Are government and corporate debt bubbles going to burst?
There is no telling when government and corporate debt bubbles are going to burst, but they cannot sustain themselves much longer, and there isn’t a good way to deflate them.
With corporations using that debt for stock buybacks (as discussed above), a lot of the debt isn’t doing much to help the economy. It’s actually making it worse because it’s causing a stock market bubble.

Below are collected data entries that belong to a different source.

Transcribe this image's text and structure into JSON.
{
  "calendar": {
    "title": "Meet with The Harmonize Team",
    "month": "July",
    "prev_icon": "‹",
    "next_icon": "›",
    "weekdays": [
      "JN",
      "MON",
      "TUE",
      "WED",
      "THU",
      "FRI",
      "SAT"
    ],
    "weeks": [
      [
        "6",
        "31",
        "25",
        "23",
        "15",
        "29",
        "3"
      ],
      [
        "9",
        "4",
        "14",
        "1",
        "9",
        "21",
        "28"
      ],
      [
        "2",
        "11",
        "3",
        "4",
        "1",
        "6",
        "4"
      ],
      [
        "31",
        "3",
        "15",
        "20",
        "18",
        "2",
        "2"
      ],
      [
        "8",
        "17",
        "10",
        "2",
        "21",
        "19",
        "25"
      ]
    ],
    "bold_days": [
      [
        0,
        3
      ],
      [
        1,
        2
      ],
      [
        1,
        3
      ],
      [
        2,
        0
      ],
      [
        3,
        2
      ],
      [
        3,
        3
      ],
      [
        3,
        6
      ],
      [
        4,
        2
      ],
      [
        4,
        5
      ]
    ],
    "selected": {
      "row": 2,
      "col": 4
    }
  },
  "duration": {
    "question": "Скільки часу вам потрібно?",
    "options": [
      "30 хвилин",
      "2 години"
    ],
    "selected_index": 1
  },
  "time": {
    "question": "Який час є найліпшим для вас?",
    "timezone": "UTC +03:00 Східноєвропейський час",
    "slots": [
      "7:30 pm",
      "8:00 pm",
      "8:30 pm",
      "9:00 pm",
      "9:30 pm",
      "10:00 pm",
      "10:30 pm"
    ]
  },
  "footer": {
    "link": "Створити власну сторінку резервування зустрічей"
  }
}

Take a look at this chart that shows the corporate debt-to-GDP ratio. The spike in corporate debt started in March of 2020, in the beginning, months of the pandemic. While it did drop slightly, it’s still at a staggering high.
Add that corporate debt to the government debt that has been piling up for decades.
Take a look at this chart, which shows that government debt is currently nearing 130% of GDP.
The stock market is booming. The Fed keeps its printing presses hot and ready to go for every stimulus bill that comes along, and the government keeps adding to the deficit. We’re in the roaring twenties, and it’s probably not going to last long.
All of the bubbles that are currently inflating — some of them about to burst — are making all of the other bubbles that much more fragile.
With all of the debt and asset bubbles we’re seeing right now, is there any asset that doesn’t have a bubble?
What can you do to protect yourself from the bursting bubbles?
The trick is to find the asset classes that haven’t reached all-time highs after the pandemic and haven’t formed bubbles. The most prominent asset class that has lots of room to grow is precious metals.
Investing in precious metals like gold and silver is one of the best ways to hedge against the bursting of bubbles that touch nearly every dollar that’s ever passed through your hands (or your bank account).
You need to protect your investments. Yes, keep a portion of your investments in other asset classes like stocks, bonds, and real estate, but give yourself an insurance policy. You can do so by investing part of your retirement savings in an asset outside of the paper asset markets.